Soon, this 'robot-dog' from Boston Dynamics will go on sale
Boston Dynamics' robots can do some insane stuff, including things like backflips, parkour, even warehouse jobs. And now, the SoftBank-owned company is gearing up to bring one of its mind-boggling machines, a quadrupedal robot named Spot, out into the real world. It looks like a creepy robot-dog but can actually come handy in certain conditions. Here's all about Spot and the company's commercialization plans.
Spot going on sale later this year
Boston Dynamics has developed a range of robots, but their ultimate goal has always been to commercialize most of them and complement human capabilities in real life scenarios. The mission is highly ambitious, but The Verge reports that the company is finally inching closer to making it a reality; it will put warehouse robot Spot on sale by the end of this year.
Currently, Spot is being prepped for sale
Boston Dynamics' CEO Marc Raibert told The Verge that the bot is currently going through an extensive series of tests. He didn't provide specific details but confirmed that the capabilities of the robot-dog are being tested in several proof-of-concept environments. Specifically, they have been checking its ability to deliver packages and surveil environments like warehouses among many other things.
Here's what Raibert said about their plans
"We're just doing some final tweaks to the design," Raibert told the outlet, noting that they have "been testing them relentlessly" and will definitely get them up on sale before the year ends.
Spot comes with 3D vision
Spot stands nearly 3-feet tall and features 17 electrically actuated joints and 3D vision to perceive its surroundings while navigating. It weighs around 30Kg and can lift almost half of it while working in a real-world warehouse or at a construction site. However, it's worth noting that the machine isn't completely autonomous; it's controlled with a modified gaming tablet housing a D-pad.

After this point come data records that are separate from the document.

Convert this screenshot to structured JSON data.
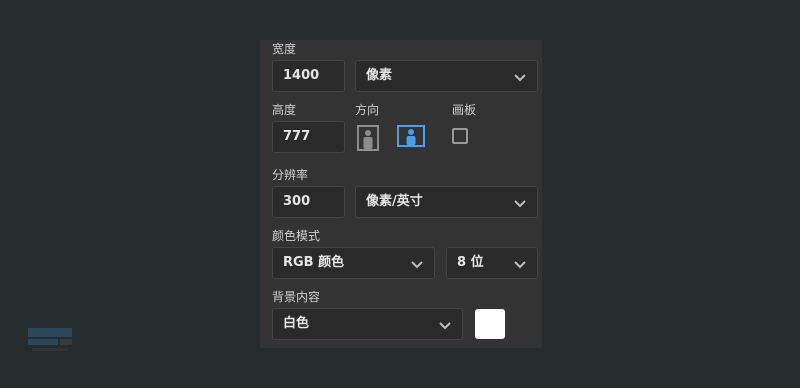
{
  "width": {
    "label": "宽度",
    "value": "1400",
    "unit": "像素"
  },
  "height": {
    "label": "高度",
    "value": "777"
  },
  "orientation": {
    "label": "方向",
    "selected": "landscape",
    "icons": [
      "portrait-icon",
      "landscape-icon"
    ]
  },
  "artboard": {
    "label": "画板",
    "checked": false
  },
  "resolution": {
    "label": "分辨率",
    "value": "300",
    "unit": "像素/英寸"
  },
  "color_mode": {
    "label": "颜色模式",
    "mode": "RGB 颜色",
    "depth": "8 位"
  },
  "background": {
    "label": "背景内容",
    "value": "白色",
    "swatch_color": "#ffffff"
  },
  "colors": {
    "accent": "#4a9ee8",
    "panel": "#333333",
    "field": "#2a2a2a",
    "page": "#262b2e"
  }
}
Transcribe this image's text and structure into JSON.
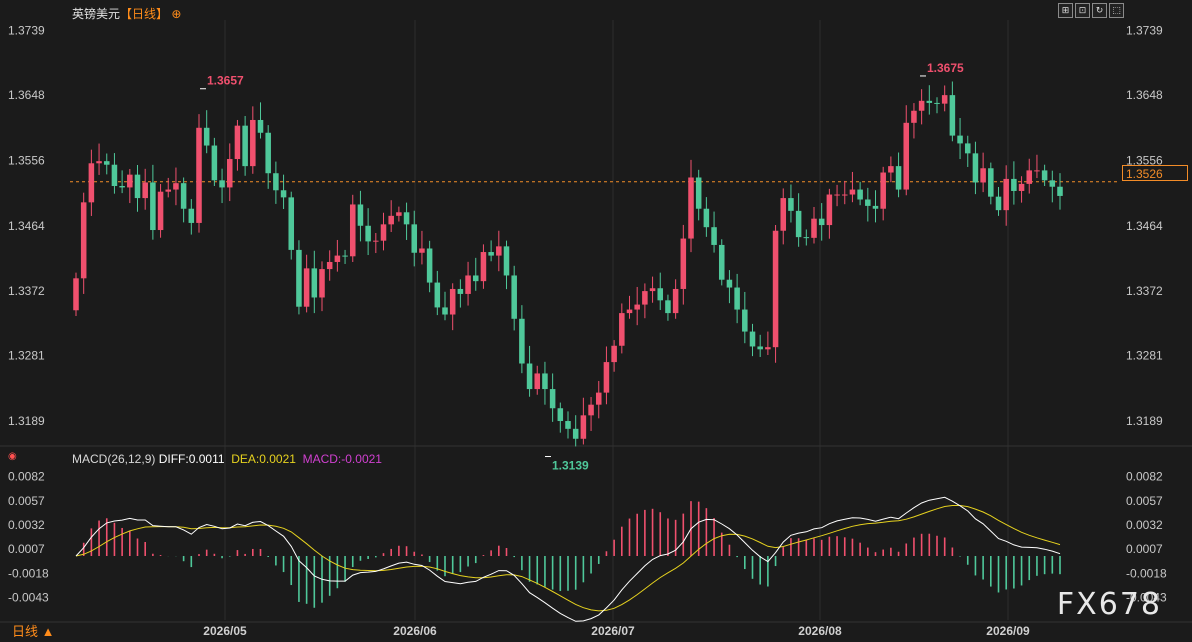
{
  "header": {
    "symbol": "英镑美元",
    "period": "【日线】",
    "add_icon": "circle-plus-icon"
  },
  "toolbar": {
    "buttons": [
      {
        "name": "crosshair-button",
        "glyph": "⊞"
      },
      {
        "name": "fit-button",
        "glyph": "⊡"
      },
      {
        "name": "reset-button",
        "glyph": "↻"
      },
      {
        "name": "fullscreen-button",
        "glyph": "⬚"
      }
    ]
  },
  "indicator": {
    "title": "MACD(26,12,9)",
    "diff_label": "DIFF:0.0011",
    "dea_label": "DEA:0.0021",
    "macd_label": "MACD:-0.0021",
    "diff_color": "#ffffff",
    "dea_color": "#e6d21f",
    "macd_color": "#d040d0"
  },
  "footer": {
    "period_label": "日线 ▲",
    "watermark": "FX678"
  },
  "current_price": "1.3526",
  "colors": {
    "up": "#f0506e",
    "down": "#4fc89a",
    "background": "#1b1b1b",
    "current_line": "#f28c28"
  },
  "chart_data": [
    {
      "type": "candlestick",
      "title": "英镑美元【日线】",
      "x_ticks": [
        "2026/05",
        "2026/06",
        "2026/07",
        "2026/08",
        "2026/09"
      ],
      "y_ticks": [
        "1.3739",
        "1.3648",
        "1.3556",
        "1.3464",
        "1.3372",
        "1.3281",
        "1.3189"
      ],
      "ylim": [
        1.3151,
        1.3751
      ],
      "annotations": [
        {
          "text": "1.3657",
          "value": 1.3657,
          "kind": "high"
        },
        {
          "text": "1.3675",
          "value": 1.3675,
          "kind": "high"
        },
        {
          "text": "1.3139",
          "value": 1.3139,
          "kind": "low"
        }
      ],
      "current_price": 1.3526,
      "ohlc_close_path": [
        1.339,
        1.3497,
        1.3552,
        1.3555,
        1.355,
        1.352,
        1.3518,
        1.3536,
        1.3503,
        1.3525,
        1.3458,
        1.3512,
        1.3515,
        1.3524,
        1.3488,
        1.3468,
        1.3602,
        1.3577,
        1.3528,
        1.3518,
        1.3558,
        1.3605,
        1.3548,
        1.3613,
        1.3595,
        1.3538,
        1.3514,
        1.3504,
        1.343,
        1.335,
        1.3404,
        1.3363,
        1.3403,
        1.3413,
        1.3422,
        1.3421,
        1.3494,
        1.3464,
        1.3442,
        1.3443,
        1.3466,
        1.3478,
        1.3483,
        1.3466,
        1.3426,
        1.3432,
        1.3384,
        1.3349,
        1.3339,
        1.3375,
        1.3368,
        1.3394,
        1.3386,
        1.3427,
        1.3422,
        1.3435,
        1.3394,
        1.3333,
        1.327,
        1.3234,
        1.3256,
        1.3234,
        1.3207,
        1.3189,
        1.3178,
        1.3164,
        1.3197,
        1.3212,
        1.3229,
        1.3272,
        1.3295,
        1.3341,
        1.3346,
        1.3353,
        1.3372,
        1.3376,
        1.3359,
        1.3341,
        1.3375,
        1.3446,
        1.3532,
        1.3488,
        1.3462,
        1.3437,
        1.3388,
        1.3377,
        1.3346,
        1.3315,
        1.3294,
        1.329,
        1.3293,
        1.3457,
        1.3503,
        1.3485,
        1.3448,
        1.3447,
        1.3474,
        1.3465,
        1.3508,
        1.3508,
        1.3508,
        1.3515,
        1.3501,
        1.3492,
        1.3488,
        1.3539,
        1.3548,
        1.3515,
        1.3609,
        1.3626,
        1.364,
        1.3637,
        1.3636,
        1.3648,
        1.3591,
        1.358,
        1.3566,
        1.3525,
        1.3545,
        1.3505,
        1.3486,
        1.353,
        1.3513,
        1.3523,
        1.3542,
        1.3542,
        1.3528,
        1.3519,
        1.3506
      ]
    },
    {
      "type": "bar+line",
      "title": "MACD(26,12,9)",
      "y_ticks": [
        "0.0082",
        "0.0057",
        "0.0032",
        "0.0007",
        "-0.0018",
        "-0.0043"
      ],
      "ylim": [
        -0.0064,
        0.0097
      ],
      "series": [
        {
          "name": "DIFF",
          "last": 0.0011
        },
        {
          "name": "DEA",
          "last": 0.0021
        },
        {
          "name": "MACD",
          "last": -0.0021
        }
      ]
    }
  ]
}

Now, the company wants to scale production
Currently, Boston Dynamics has a squadron of 50 Spots in its stable. The company is working with them but is also prepping to boost the production rate to 1,000 robots per year, Raibert emphasized. Now, when that happens, it will be interesting to see how many businesses would be willing to invest in the bot, especially when smarter human assistance is more affordable.